At work I deal with a large code base. Taking into consideration that I'm often still familiarizing myself with the code, you can imagine that it isn't easy finding things. An average day working in the code used to involve me trying to determine what a bit-field flag means, which involves tracking down a #define somewhere in the code. Worse yet are the various functions I've seen around and now need to understand what they're doing, leaving me to find where they're doing it.

Now at first I was running commands like egrep -R '^some_function_name' * or egrep -R '^#define \+FLAG' *. This usually worked, but it meant I would then have to then open the file up in my vim session. This took away a lot of time, and I knew that there was a better way.

ctags is a program that will go through code and determine where things are defined and write a tag file. ctags can generate tag files for a host of programming languages, and the best part? Vim knows how to deal with them.

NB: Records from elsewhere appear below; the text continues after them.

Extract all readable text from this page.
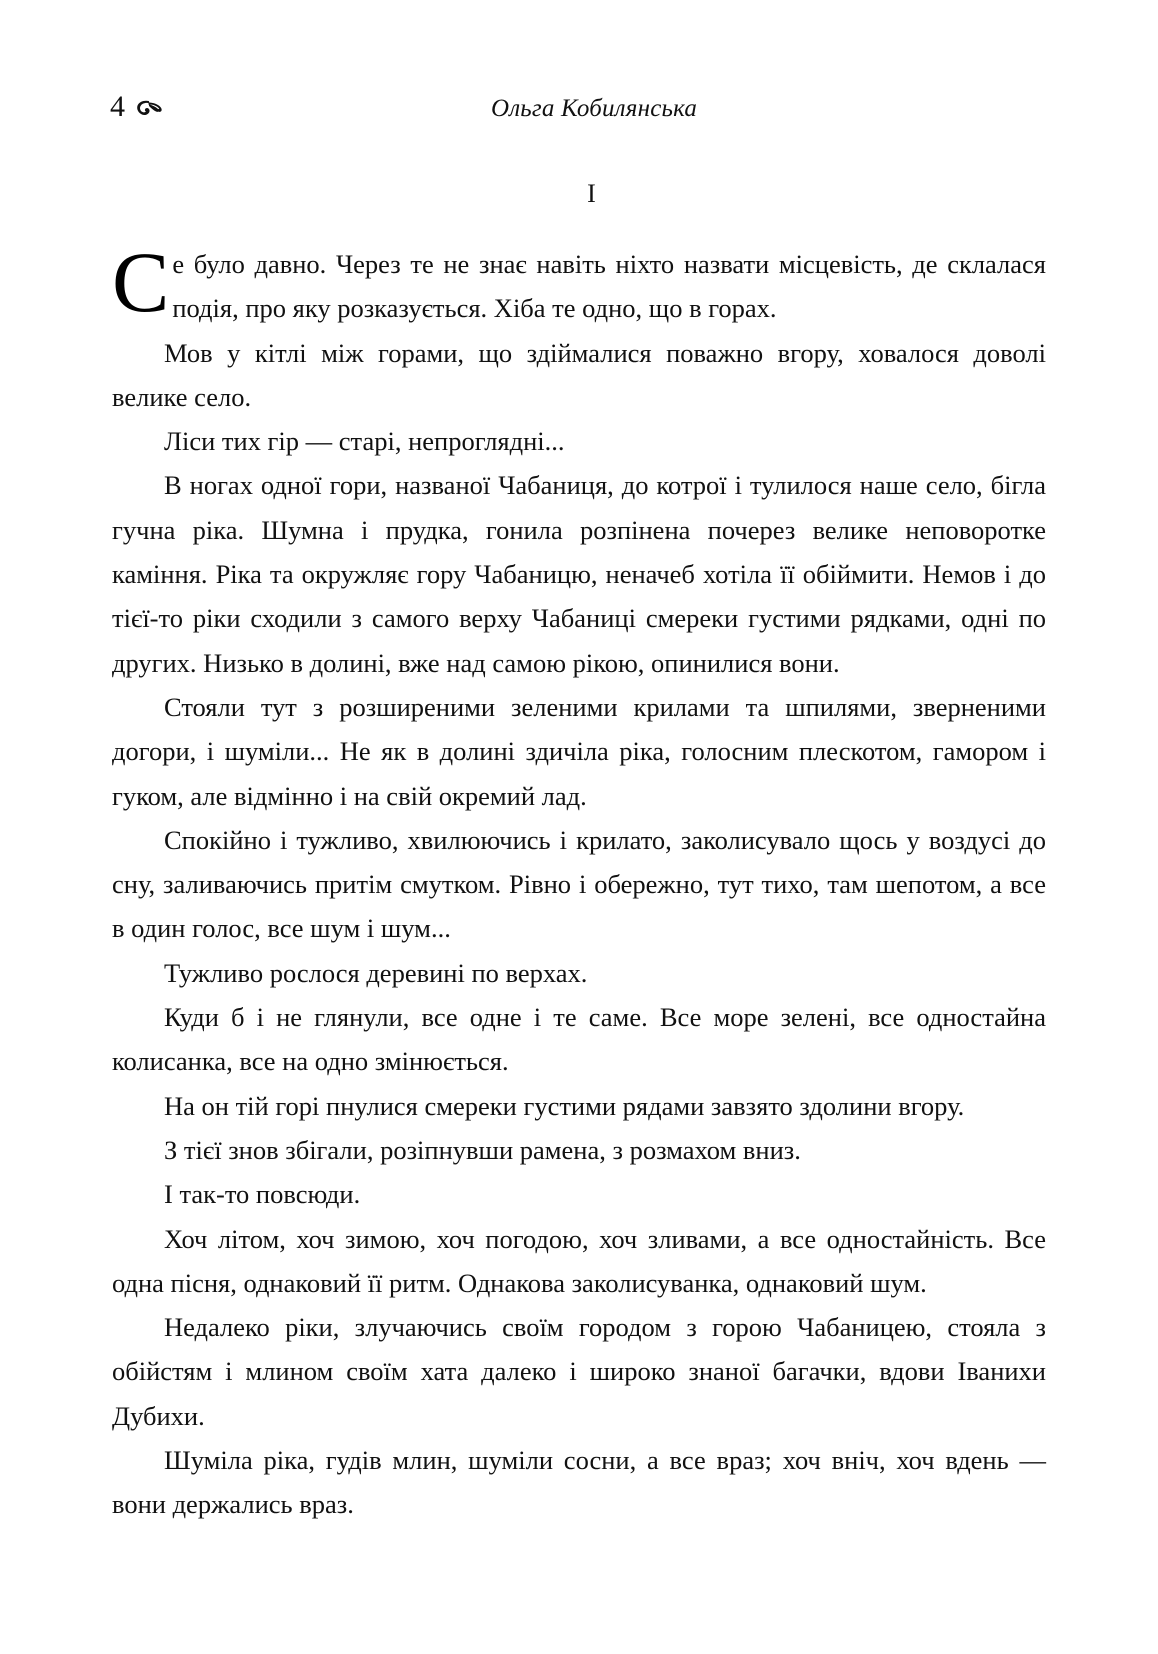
4	Ольга Кобилянська
I

Се було давно. Через те не знає навіть ніхто назвати місцевість, де склалася подія, про яку розказується. Хіба те одно, що в горах.

Мов у кітлі між горами, що здіймалися поважно вгору, ховалося доволі велике село.

Ліси тих гір — старі, непроглядні...

В ногах одної гори, названої Чабаниця, до котрої і тулилося наше село, бігла гучна ріка. Шумна і прудка, гонила розпінена почерез велике неповоротке каміння. Ріка та окружляє гору Чабаницю, неначеб хотіла її обіймити. Немов і до тієї-то ріки сходили з самого верху Чабаниці смереки густими рядками, одні по других. Низько в долині, вже над самою рікою, опинилися вони.

Стояли тут з розширеними зеленими крилами та шпилями, зверненими догори, і шуміли... Не як в долині здичіла ріка, голосним плескотом, гамором і гуком, але відмінно і на свій окремий лад.

Спокійно і тужливо, хвилюючись і крилато, заколисувало щось у воздусі до сну, заливаючись притім смутком. Рівно і обережно, тут тихо, там шепотом, а все в один голос, все шум і шум...

Тужливо рослося деревині по верхах.

Куди б і не глянули, все одне і те саме. Все море зелені, все одностайна колисанка, все на одно змінюється.

На он тій горі пнулися смереки густими рядами завзято здолини вгору.

З тієї знов збігали, розіпнувши рамена, з розмахом вниз.

І так-то повсюди.

Хоч літом, хоч зимою, хоч погодою, хоч зливами, а все одностайність. Все одна пісня, однаковий її ритм. Однакова заколисуванка, однаковий шум.

Недалеко ріки, злучаючись своїм городом з горою Чабаницею, стояла з обійстям і млином своїм хата далеко і широко знаної багачки, вдови Іванихи Дубихи.

Шуміла ріка, гудів млин, шуміли сосни, а все враз; хоч вніч, хоч вдень — вони держались враз.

  1. Generate a ctags file. find src/directory -name '*.c' -o -name '*.h' | ctags -f - tags
  2. Run vim from the directory with the generated tags file.
  3. See something you don't recognize? Move the cursor over it and CTRL-] will jump you to the definition. CTRL-O will jump you back.
  4. If vim says something about this being tag 1 of 3, you can jump to other definitions by adding a count to you tag command. 1 CTRL-] jumps to the first definition (or the current definition if you're over one). 2 CTRL-] jumps to the second, and so on.
  5. Tried of typing in long paths, but know the function you want to work on? Start vim in the directory without a file name, the just run :tag function_name and you're there.

I'm currently using this for C and Perl, and I'm not sure how I've lived without it for so long. Even though I know the code a lot better than when I started, navigating by tags is so much faster than opening a file and leaves me more time to remember more important things like which argument is the source and destination of a strcpy, it will always be worth using.